New York

Maria Nordman, FILMROOM EAT, 1967–PRESENT, two 16-mm black-and-white films transferred to digital video, table, table-cloth. Installation view.

Maria Nordman, FILMROOM EAT, 1967–PRESENT, two 16-mm black-and-white films transferred to digital video, table, table-cloth. Installation view.

Maria Nordman

Maria Nordman, FILMROOM EAT, 1967–PRESENT, two 16-mm black-and-white films transferred to digital video, table, table-cloth. Installation view.

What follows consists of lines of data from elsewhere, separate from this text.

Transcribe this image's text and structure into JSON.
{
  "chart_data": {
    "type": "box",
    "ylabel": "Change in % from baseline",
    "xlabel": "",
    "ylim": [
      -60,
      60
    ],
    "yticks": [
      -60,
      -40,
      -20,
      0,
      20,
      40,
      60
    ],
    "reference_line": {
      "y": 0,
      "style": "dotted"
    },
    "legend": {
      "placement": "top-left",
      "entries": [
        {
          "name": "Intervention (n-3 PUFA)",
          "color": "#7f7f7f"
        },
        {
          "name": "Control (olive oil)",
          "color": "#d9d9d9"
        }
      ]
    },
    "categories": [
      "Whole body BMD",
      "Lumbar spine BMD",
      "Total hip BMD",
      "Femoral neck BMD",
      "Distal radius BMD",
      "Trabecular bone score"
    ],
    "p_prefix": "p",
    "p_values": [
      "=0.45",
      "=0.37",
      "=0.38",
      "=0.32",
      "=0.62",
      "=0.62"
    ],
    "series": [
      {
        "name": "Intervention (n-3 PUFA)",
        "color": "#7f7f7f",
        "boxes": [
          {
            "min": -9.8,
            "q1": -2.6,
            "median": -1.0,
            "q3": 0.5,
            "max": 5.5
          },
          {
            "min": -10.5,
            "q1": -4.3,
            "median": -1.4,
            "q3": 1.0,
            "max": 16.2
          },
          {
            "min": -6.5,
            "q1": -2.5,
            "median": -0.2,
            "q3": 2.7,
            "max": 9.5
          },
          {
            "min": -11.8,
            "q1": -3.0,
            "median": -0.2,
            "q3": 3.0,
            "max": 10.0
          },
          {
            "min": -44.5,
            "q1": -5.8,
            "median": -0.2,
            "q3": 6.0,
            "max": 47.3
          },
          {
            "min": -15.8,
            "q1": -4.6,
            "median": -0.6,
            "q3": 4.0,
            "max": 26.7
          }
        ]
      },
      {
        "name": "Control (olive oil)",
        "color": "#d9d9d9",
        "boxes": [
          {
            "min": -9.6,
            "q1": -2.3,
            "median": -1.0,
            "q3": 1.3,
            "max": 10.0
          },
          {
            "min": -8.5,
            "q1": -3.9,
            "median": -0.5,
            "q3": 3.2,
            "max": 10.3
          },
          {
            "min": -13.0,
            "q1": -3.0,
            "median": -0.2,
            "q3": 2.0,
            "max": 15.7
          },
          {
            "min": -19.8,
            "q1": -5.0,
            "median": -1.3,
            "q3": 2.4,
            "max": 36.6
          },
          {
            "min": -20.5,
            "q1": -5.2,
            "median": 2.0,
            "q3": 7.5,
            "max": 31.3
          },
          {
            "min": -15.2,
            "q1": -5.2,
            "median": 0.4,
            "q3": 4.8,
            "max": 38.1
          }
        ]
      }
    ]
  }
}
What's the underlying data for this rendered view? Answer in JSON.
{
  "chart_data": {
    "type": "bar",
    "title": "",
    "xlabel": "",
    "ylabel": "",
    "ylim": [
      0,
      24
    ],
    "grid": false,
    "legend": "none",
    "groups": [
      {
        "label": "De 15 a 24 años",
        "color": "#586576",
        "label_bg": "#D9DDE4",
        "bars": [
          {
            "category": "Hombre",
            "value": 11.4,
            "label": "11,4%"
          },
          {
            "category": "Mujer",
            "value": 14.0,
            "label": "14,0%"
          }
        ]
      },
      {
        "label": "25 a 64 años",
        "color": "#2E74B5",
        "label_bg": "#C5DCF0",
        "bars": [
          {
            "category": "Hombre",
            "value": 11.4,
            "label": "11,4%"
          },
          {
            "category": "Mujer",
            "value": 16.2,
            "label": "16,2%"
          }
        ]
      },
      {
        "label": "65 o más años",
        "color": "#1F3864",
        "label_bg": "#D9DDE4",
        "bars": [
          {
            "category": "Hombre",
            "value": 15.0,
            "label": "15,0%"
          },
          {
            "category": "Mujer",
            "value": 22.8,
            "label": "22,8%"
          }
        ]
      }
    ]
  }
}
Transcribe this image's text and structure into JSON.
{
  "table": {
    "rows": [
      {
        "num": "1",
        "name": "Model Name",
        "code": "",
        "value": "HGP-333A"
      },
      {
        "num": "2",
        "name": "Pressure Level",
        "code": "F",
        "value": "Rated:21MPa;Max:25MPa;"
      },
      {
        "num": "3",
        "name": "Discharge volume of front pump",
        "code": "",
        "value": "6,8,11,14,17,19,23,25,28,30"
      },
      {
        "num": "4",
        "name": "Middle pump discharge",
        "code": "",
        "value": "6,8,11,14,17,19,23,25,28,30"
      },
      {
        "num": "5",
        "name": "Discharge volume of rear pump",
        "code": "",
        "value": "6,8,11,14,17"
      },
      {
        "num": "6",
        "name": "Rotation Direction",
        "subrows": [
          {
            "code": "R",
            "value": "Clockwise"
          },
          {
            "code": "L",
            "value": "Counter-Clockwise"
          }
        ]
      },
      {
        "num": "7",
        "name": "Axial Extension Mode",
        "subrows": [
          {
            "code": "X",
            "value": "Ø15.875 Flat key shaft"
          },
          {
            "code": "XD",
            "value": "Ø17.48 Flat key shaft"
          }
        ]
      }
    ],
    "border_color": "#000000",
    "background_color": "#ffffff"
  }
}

Present. It’s a keyword in Maria Nordman’s oeuvre and a cipher in much of her work. Beginning in the late 1960s, Nordman has designated her works as continuous, signaling the way they are always ongoing; user-driven; focused toward a public, a task, or an “outside of itself,” as Heidegger might have formulated it. A case in point is FILMROOM EAT 1967–PRESENT, the heart of this brisk retrospective-like show (though retrospective seems like the wrong word, and too confining, since each work has a “co-authorial role”—think relational aesthetics avant la lettre).

For this iteration of the work, a sign outside a structure instructs that only two visitors may enter at a time. Inside, a wall separates two silent 16-mm black-and-white projections. These show the same scene—an actor and actress serving themselves a fancy meal—but frame it with a static shot on the right side and in close-ups on the left. A groovy, Warholian vibe ensues. As the characters begin chewing, we recognize that Nordman’s influence as director was minimal—the actors didn’t need to be told how to eat. In the work’s original conception, the artist hoped to confine the work’s spectators to the very actor and actress we see on the screens. In abandoning this idea and opening the work up to a wider audience (though always an audience of two), Nordman allows the possibility for doubling to remain. In front of the screen on the left, there’s a white-cloth-covered table, identical to the table in the projections. Itself a screen of sorts, the furniture opens up potentials and possibilities, prodding us to interact with our partners. We focus not on the film but on the here and now.

Nordman is known as one of the more radical thinkers to have emerged from the late-’60s Los Angeles scene, but chances to see gatherings of her pieces, particularly in the US, are rare. This is unfortunate, given her work’s affinities with and influence on multiple generations of artists—ranging from Michael Asher and the practitioners of relational aesthetics to a younger cohort of LA-based artists interested in a fugitive materiality. This show, which was illuminated by natural light only, presented cases for all of that, beginning with another table just to the left of FILMROOM EAT. There one could find, accompanied by two solar-powered flashlights, six copies of GEO-AESTHETICS 2013–PRESENT, an idiosyncratic, monographic-ish, and somewhat didactic “book/sculpture for museums and libraries” that one could peruse with a pair of white gloves.

That spread and the cinematic mise-en-scène of FILMROOM EAT foreshadowed some of the final works that were on view here. In the show’s concluding room, two wooden sculptures—from the series “STANDING PICTURES 1980–PRESENT”—appeared as white-painted storage crates on wheels and brought to mind ekstasis, as the ancient Greeks had it: ek (outside or beyond) and stasis (standing). Each houses sliding frames holding two drawings from the ’80s or ’90s (to PRESENT, of course) that the viewer could pull out and inspect with more flashlights. The “framing” furthered the connection to the now, allowing a deliberate isolation of attention from a jumble of things to just one.

Driving home the importance of presence and the present was a final work located beyond the white cube. The undated THE WHISPER belongs to a group of Nordman’s pieces that overtly invite participation. It’s a work she’s enacted in various places but rarely announces beforehand (and it was not mentioned on this show’s checklist). For these spontaneous events, Nordman and “persons met by chance” perform an action in Central Park, “specific to the time and place of the chance meeting.” I wasn’t able to catch any of these events and there are no records available. But this all seems very much to the point. After all, Nordman’s work is shown rarely, its memory preserved—like that of these performances—partly via word of mouth. The performances also feed into an expansive notion of the present, as an endless horizon we travel along. The curious dialectic that ensues between a fleeting ephemerality and the being-there-ness of her output is indeed a form of ekstasis, and of ecstasy, to be sure.